Sem perceber que sua soneca tanto dura,

ele se ergueu da noite bem dormida

e retornou à sua casinha tão querida:

qualquer memória de um sonho lhe perdura...

Sem enxergar sua longa barba branca,

seus passos arrastados percebeu,

se endurecera por não mudar de posição!...

Chegado à aldeia, a sua memória estanca:

crescera muito e a ninguém reconheceu,

e ninguém dele se lembrou nessa ocasião!

O ZULU UNCAMA II

Esta história inspirou-se em semelhante,

muito narrada na Bretanha e pela Irlanda;

entrara um jovem na caverna de nefanda

gente, sua acolhida bem brilhante

e o entretiveram de forma interessante,

mas sem o informar que o tempo escanda

bem mais depressa ali; e então o manda,

para sua terra, a troçar dele nesse instante,

que por cem anos se afastara de seu lar...

Noutra versão um jovem vai acompanhar

dos elfos canto e dança na floresta...

que a igual castigo o vão a condenar;

parece jovem, mas breve tempo só lhe resta

após cem anos ter passado nessa festa!

O ZULU UNCAMA III

Ou tais histórias guardam algo de real

ou são ouvidas nas conversas de passagem.
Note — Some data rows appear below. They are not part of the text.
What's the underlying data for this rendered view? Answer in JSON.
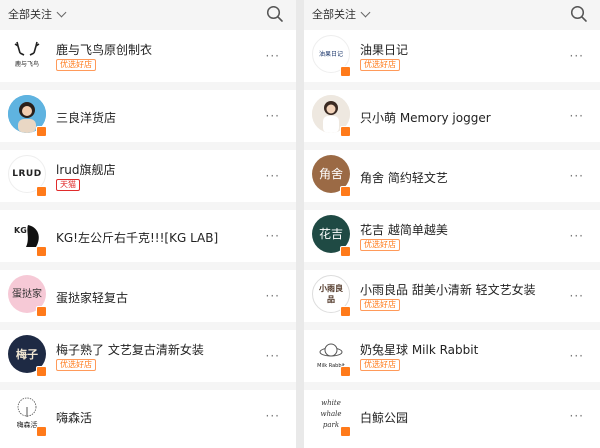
{
  "left": {
    "filter_label": "全部关注",
    "shops": [
      {
        "name": "鹿与飞鸟原创制衣",
        "tag": "优选好店",
        "tag_type": "badge",
        "avatar": {
          "style": "antlers",
          "text": "鹿与飞鸟"
        }
      },
      {
        "name": "三良洋货店",
        "tag": "",
        "tag_type": "none",
        "avatar": {
          "style": "photo-girl",
          "text": ""
        }
      },
      {
        "name": "lrud旗舰店",
        "tag": "天猫",
        "tag_type": "tmall",
        "avatar": {
          "style": "text",
          "text": "LRUD"
        }
      },
      {
        "name": "KG!左公斤右千克!!![KG LAB]",
        "tag": "",
        "tag_type": "none",
        "avatar": {
          "style": "kg",
          "text": "KG"
        }
      },
      {
        "name": "蛋挞家轻复古",
        "tag": "",
        "tag_type": "none",
        "avatar": {
          "style": "pink",
          "text": "蛋挞家"
        }
      },
      {
        "name": "梅子熟了 文艺复古清新女装",
        "tag": "优选好店",
        "tag_type": "badge",
        "avatar": {
          "style": "navy",
          "text": "梅子"
        }
      },
      {
        "name": "嗨森活",
        "tag": "",
        "tag_type": "none",
        "avatar": {
          "style": "tree",
          "text": "嗨森活"
        }
      }
    ]
  },
  "right": {
    "filter_label": "全部关注",
    "shops": [
      {
        "name": "油果日记",
        "tag": "优选好店",
        "tag_type": "badge",
        "avatar": {
          "style": "youguo",
          "text": "油果日记"
        }
      },
      {
        "name": "只小萌 Memory jogger",
        "tag": "",
        "tag_type": "none",
        "avatar": {
          "style": "photo-girl2",
          "text": ""
        }
      },
      {
        "name": "角舍 简约轻文艺",
        "tag": "",
        "tag_type": "none",
        "avatar": {
          "style": "brown",
          "text": "角舍"
        }
      },
      {
        "name": "花吉 越简单越美",
        "tag": "优选好店",
        "tag_type": "badge",
        "avatar": {
          "style": "teal",
          "text": "花吉"
        }
      },
      {
        "name": "小雨良品 甜美小清新 轻文艺女装",
        "tag": "优选好店",
        "tag_type": "badge",
        "avatar": {
          "style": "stamp",
          "text": "小雨良品"
        }
      },
      {
        "name": "奶兔星球 Milk Rabbit",
        "tag": "优选好店",
        "tag_type": "badge",
        "avatar": {
          "style": "rabbit",
          "text": "Milk Rabbit"
        }
      },
      {
        "name": "白鲸公园",
        "tag": "",
        "tag_type": "none",
        "avatar": {
          "style": "script",
          "text": "white whale park"
        }
      }
    ]
  },
  "more_glyph": "···",
  "colors": {
    "accent": "#ff7a1a",
    "tmall": "#e02b2b",
    "background": "#f5f5f5",
    "card": "#ffffff"
  }
}
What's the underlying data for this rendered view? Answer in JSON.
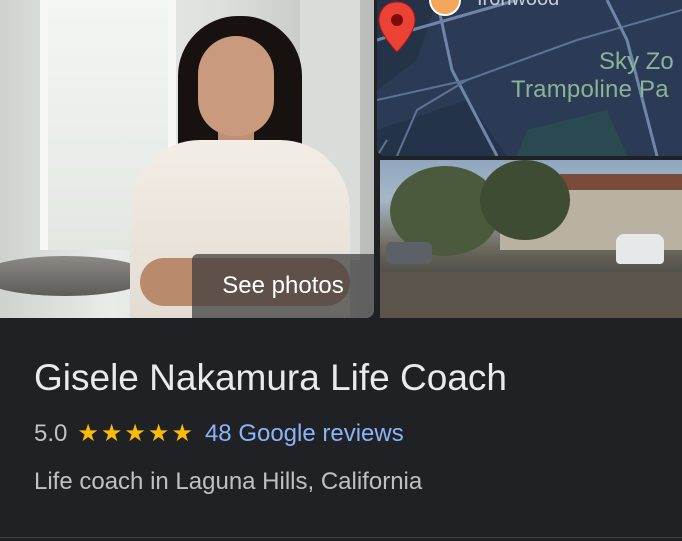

Contam zulus, africana sua paisagem,

que o caçador Uncama, bom profissional,

fora induzido, por insistência conjugal,

a procurar um animal, que em sua vadiagem

a sua horta atacava; e cheio de coragem,

sem ter noção do tamanho do animal,

seguiu-lhe os rastros esse hábil caçador,

até encontrar-lhe a toca, ao rés do chão;

quando desceu, viu povoação de pigmeus,

que o trataram com respeito e até calor,

mas que o mandaram, sem lhe dar explicação:

“Retorne, Uncama, agora mesmo, para os seus!”

O ZULU UNCAMA IV

“Dê minhas lembranças para a sua mulher,”

disse-lhe o rei; era eu que de sua horta

roubava os frutos para deliciosa torta...”

Uncama despediu-se, com prazer,

porém na aldeia, sem se dar a conhecer,

ninguém mais o reconhece; e na sua porta

morava gente que com ele não se importa...

“Onde está a mulher de Uncama?” – quis saber.

“Mulher de Uncama? Deve ser o caçador,”

disse-lhe um velho. “Fazem já cinquenta anos

que foi caçar e nunca mais apareceu...”

“A sua mulher sofreu pungente dor

e hoje mora com seus filhos, sem enganos:

esta choupana há muito tempo me vendeu...”

O ZULU UNCAMA V

“Preciso vê-la. Trago recado para ela...”

Então o velho o observou com mais cuidado:

“Julgo que seja com a mulher aparentado,

Parece muito com esses netos dela...”

“Vá descendo junto ao rio, a fim de vê-la...”

Saiu Uncama dali, muito apressado;

sempre indagando a quem achava desse lado:

“Busco a mulher de Uncama: é muito bela!”

“Pode ter sido, mas agora está velhinha,

mora com um filho e dois netos ali adiante...”

Correu Uncama, sem saber o que fazer.

E finalmente a tal morada se avizinha;

chegado à horta, temeu seguir avante:

Se envelheceu, o que posso lhe dizer...?

O ZULU UNCAMA VI

“Trago um recado para a mulher de Uncama!”

Chegou a velhinha, trêmula e entrevada;

ao ver o jovem, pareceu muito abalada,

mas por seu nome o caçador a chama...

“Tenho um recado,” novamente ele proclama.

“O rei dos pigmeus, terra encantada,

mandou dizer que sua horta era roubada

por ele mesmo, para suas tortas de alta fama...”

“Você é Uncama? Ai, meu deus, não pode ser!

Sempre pensei que você havia morrido,

mas traz a cesta que eu trancei com tanto afeto!

“Mas como pôde esta coisa acontecer?

Eu criei os nossos filhos sem marido

e você está ainda mais moço que seu neto!”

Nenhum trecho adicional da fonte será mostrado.